MEPs also confirmed their position on draft legislation aiming to update the criteria and methodology for selecting energy projects of common interest (PCIs). These include projects like high-voltage transmission lines, pipelines, energy storage facilities or smart grids, which would benefit from fast-track administrative procedures and be eligible to receive EU funds.
Simpson said the European Commission is looking into complaints by some EU countries that Russia is using its position as a major supplier to propel the soaring price of gas in Europe. “We are looking into this claim, together with Executive Vice President Vestager, who is responsible for competition rules, because it is of course a very serious matter,” Simson told Reuters, referring to EU antitrust chief Margrethe Vestager. “Our initial assessment suggests that Russia is fulfilling its long-term contracts,” she said in written responses to questions.
Meanwhile on October 6, Russian President Vladimir Putin said Russia will exceed the contracted volume it sends via the Ukraine pipeline system to send more gas to Europe ahead of winter. “Moscow also considers it has also made the case for Nord Stream 2 – that point could not be clearer after supply concerns caused this year’s huge gas price rise,” Chris Weafer, co-founder of Macro-Advisory, argued. “Gazprom is confident it will be able to send 5 Bcm through the new pipe before the end of the year.” Putin’s statement is already generating some price reductions.
Moscow is awaiting regulatory approval for the controversial Nord Stream 2 pipeline from Russia to Germany to start pumping gas to Germany. Opponents say Russia has applied pressure to try to speed up the project’s approval, by not supplying extra gas to Europe as prices have surged.
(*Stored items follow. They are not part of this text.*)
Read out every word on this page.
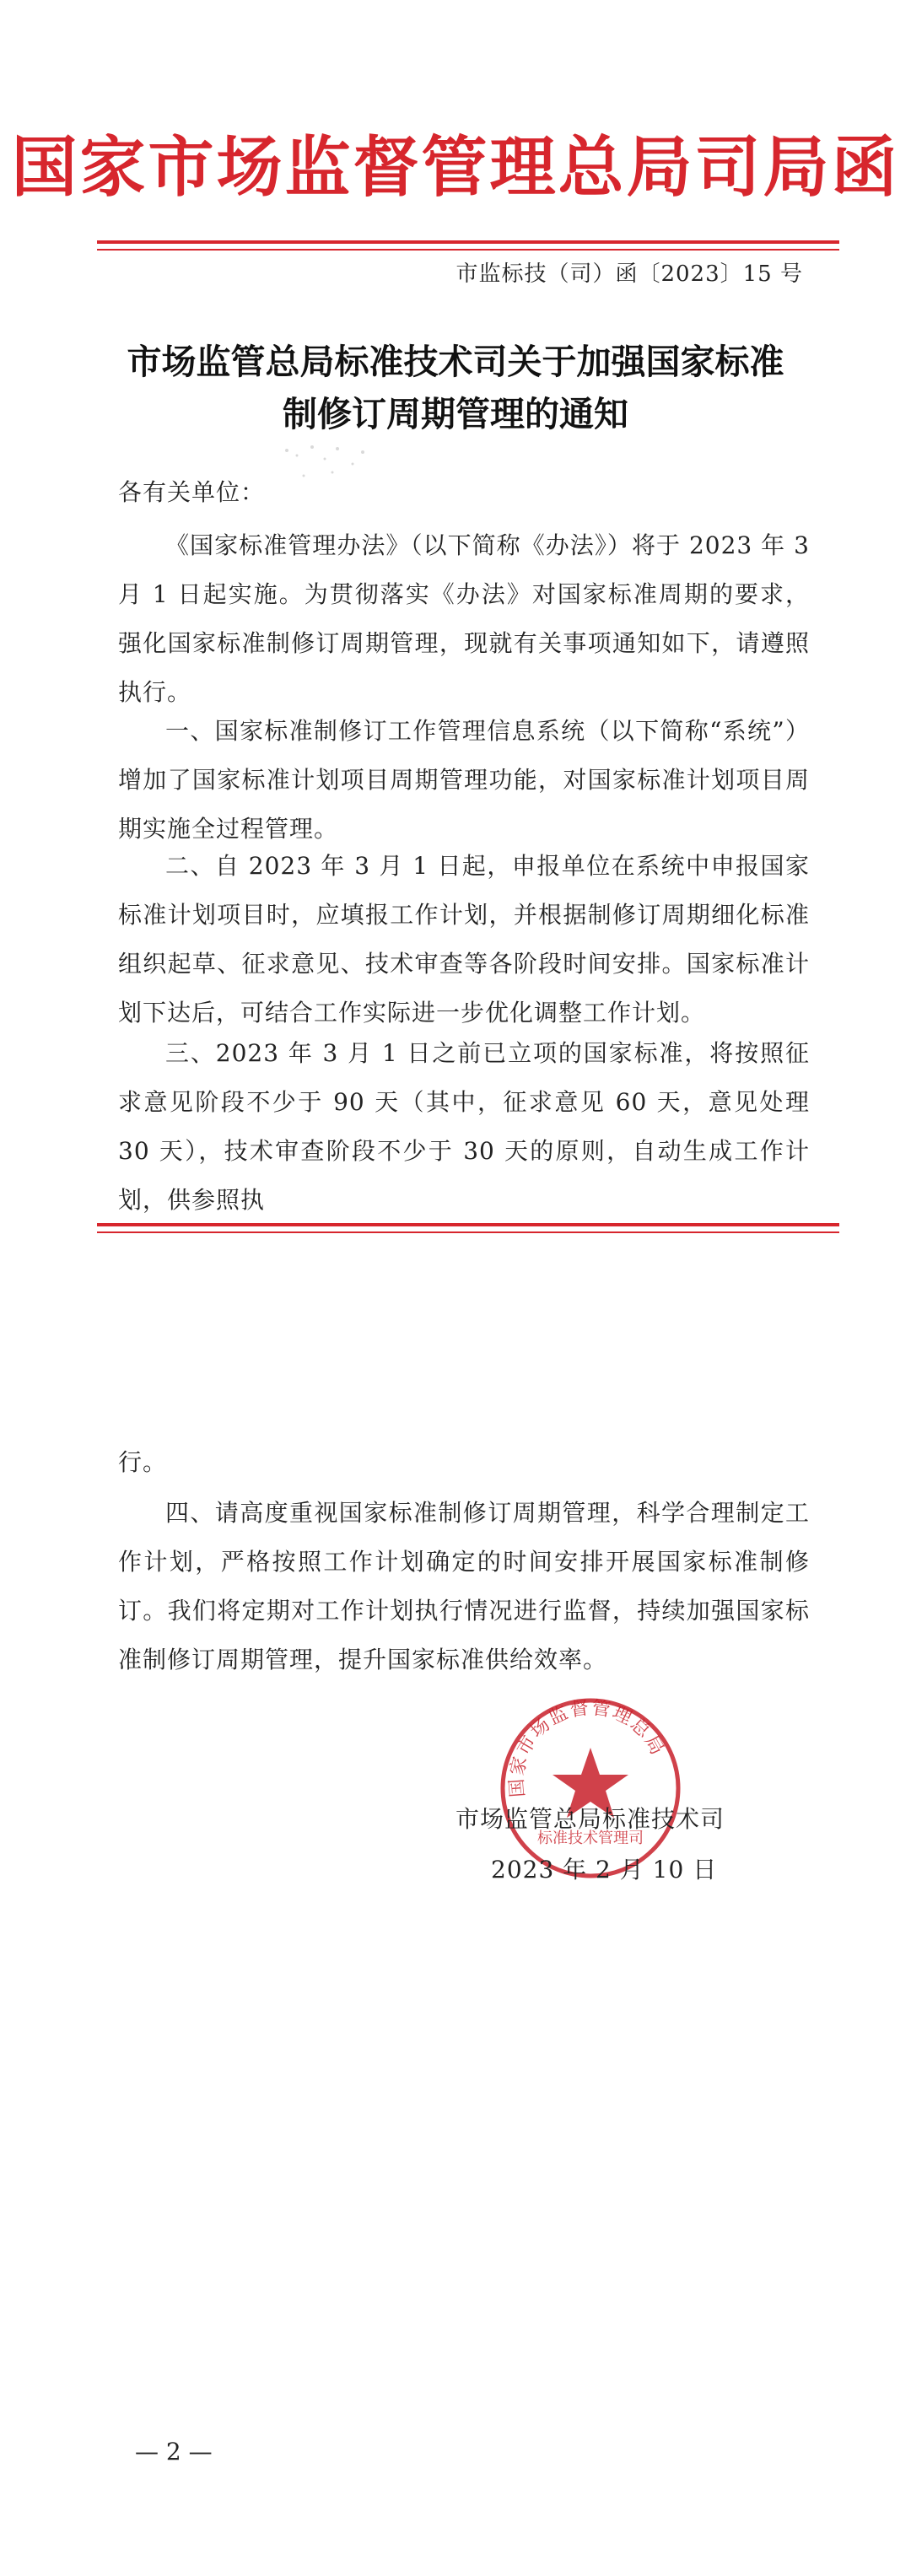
国家市场监督管理总局司局函
市监标技（司）函〔2023〕15 号
市场监管总局标准技术司关于加强国家标准
制修订周期管理的通知
各有关单位：
《国家标准管理办法》（以下简称《办法》）将于 2023 年 3 月 1 日起实施。为贯彻落实《办法》对国家标准周期的要求，强化国家标准制修订周期管理，现就有关事项通知如下，请遵照执行。
一、国家标准制修订工作管理信息系统（以下简称“系统”）增加了国家标准计划项目周期管理功能，对国家标准计划项目周期实施全过程管理。
二、自 2023 年 3 月 1 日起，申报单位在系统中申报国家标准计划项目时，应填报工作计划，并根据制修订周期细化标准组织起草、征求意见、技术审查等各阶段时间安排。国家标准计划下达后，可结合工作实际进一步优化调整工作计划。
三、2023 年 3 月 1 日之前已立项的国家标准，将按照征求意见阶段不少于 90 天（其中，征求意见 60 天，意见处理 30 天），技术审查阶段不少于 30 天的原则，自动生成工作计划，供参照执
行。
四、请高度重视国家标准制修订周期管理，科学合理制定工作计划，严格按照工作计划确定的时间安排开展国家标准制修订。我们将定期对工作计划执行情况进行监督，持续加强国家标准制修订周期管理，提升国家标准供给效率。
国家市场监督管理总局
标准技术管理司
市场监管总局标准技术司
2023 年 2 月 10 日
— 2 —
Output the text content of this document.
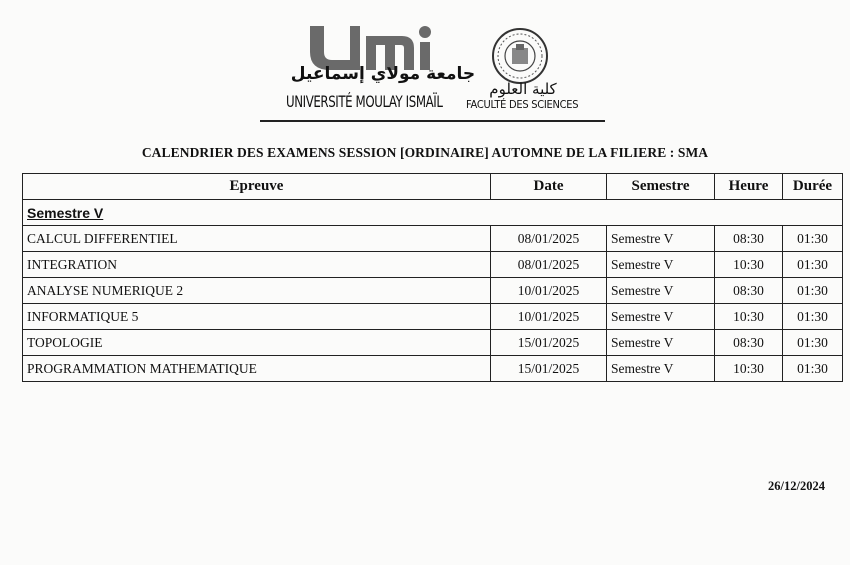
جامعة مولاي إسماعيل
كلية العلوم
UNIVERSITÉ MOULAY ISMAÏL FACULTÉ DES SCIENCES
CALENDRIER DES EXAMENS SESSION [ORDINAIRE] AUTOMNE DE LA FILIERE : SMA
Epreuve	Date	Semestre	Heure	Durée
Semestre V				
CALCUL DIFFERENTIEL	08/01/2025	Semestre V	08:30	01:30
INTEGRATION	08/01/2025	Semestre V	10:30	01:30
ANALYSE NUMERIQUE 2	10/01/2025	Semestre V	08:30	01:30
INFORMATIQUE 5	10/01/2025	Semestre V	10:30	01:30
TOPOLOGIE	15/01/2025	Semestre V	08:30	01:30
PROGRAMMATION MATHEMATIQUE	15/01/2025	Semestre V	10:30	01:30
26/12/2024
Russian gas supplies via the Yamal-Europe pipeline fell on October 1 by almost 77% from September 30, according to data from grid operator Gascade, as Gazprom booked only a third of its available capacity for October, Reuters reported. “Gazprom’s decision not to book for October the full capacity available at one of the main pipelines that delivers gas to Germany poses an increased tightening risk to north-western European gas balances and, hence, further upside risk to TTF prices this winter,” Goldman Sachs said in a note.
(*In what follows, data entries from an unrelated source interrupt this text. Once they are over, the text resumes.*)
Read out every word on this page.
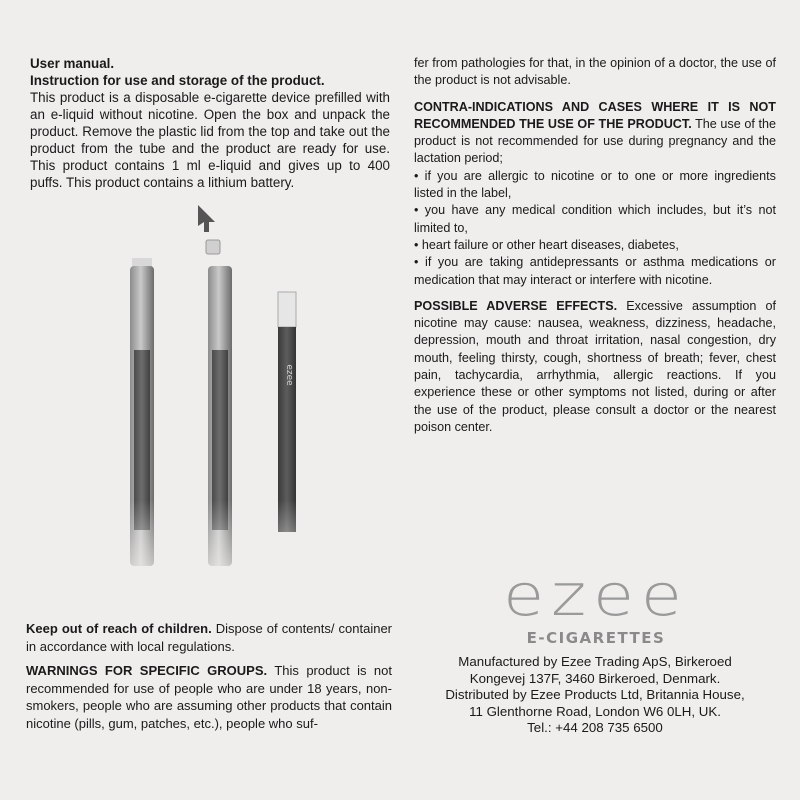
User manual.

Instruction for use and storage of the product.

This product is a disposable e-cigarette device prefilled with an e-liquid without nicotine. Open the box and unpack the product. Remove the plastic lid from the top and take out the product from the tube and the product are ready for use. This product contains 1 ml e-liquid and gives up to 400 puffs. This product contains a lithium battery.

ezee

fer from pathologies for that, in the opinion of a doctor, the use of the product is not advisable.

CONTRA-INDICATIONS AND CASES WHERE IT IS NOT RECOMMENDED THE USE OF THE PRODUCT. The use of the product is not recommended for use during pregnancy and the lactation period;

• if you are allergic to nicotine or to one or more ingredients listed in the label,
• you have any medical condition which includes, but it’s not limited to,
• heart failure or other heart diseases, diabetes,
• if you are taking antidepressants or asthma medications or medication that may interact or interfere with nicotine.

POSSIBLE ADVERSE EFFECTS. Excessive assumption of nicotine may cause: nausea, weakness, dizziness, headache, depression, mouth and throat irritation, nasal congestion, dry mouth, feeling thirsty, cough, shortness of breath; fever, chest pain, tachycardia, arrhythmia, allergic reactions. If you experience these or other symptoms not listed, during or after the use of the product, please consult a doctor or the nearest poison center.

Keep out of reach of children. Dispose of contents/ container in accordance with local regulations.

WARNINGS FOR SPECIFIC GROUPS. This product is not recommended for use of people who are under 18 years, non-smokers, people who are assuming other products that contain nicotine (pills, gum, patches, etc.), people who suf-

ezee
E-CIGARETTES
Manufactured by Ezee Trading ApS, Birkeroed
Kongevej 137F, 3460 Birkeroed, Denmark.
Distributed by Ezee Products Ltd, Britannia House,
11 Glenthorne Road, London W6 0LH, UK.
Tel.: +44 208 735 6500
The November gas price at the Dutch TTF hub, a European benchmark , hit an all-time high of 97.73 euros per megawatt hour (MWh) earlier on October 1, up around 400% this year, before easing slightly.
Following a meeting of the Finance Ministers of the euro area on October 4, Eurogroup President and Ireland’s Finance Minister Paschal Donohoe said the issue of rising energy prices is a key concern for the European Union, entailing wide-ranging economic and social consequences.
“The issue of rising energy prices is broad, and it is multifaceted. Our exchange of views today focussed on the consequences for inflation and for budgetary policy within the euro area. There are also many other viewpoints, such as energy security, which belongs to other ministers and to other Council configurations,” Donohoe said.
“This is an issue that is indeed touching all Europeans, citizens and businesses and, small and medium-sized businesses. So that’s why we agreed on the need to monitor the evolution of energy prices and to factor this into our budgetary policy-making to ensure it doesn’t compromise the recovery that is now taking hold,” he said.
“We were in full agreement today that the current situation does not undermine our ambitious climate objectives. The green transition is not the problem, it is part of the solution. We need to maintain and find opportunities to speed up our efforts to improve energy efficiency, develop renewables and low carbon sources of energy so as to reduce our reliance on imported energy,” the Eurogroup president said.
France and Spain on October 4 called for a coordinated European response to the surge in global energy prices. One of the ideas reportedly suggested by Spain was to set up a strategic European gas reserve, which would help the EU negotiate lower prices.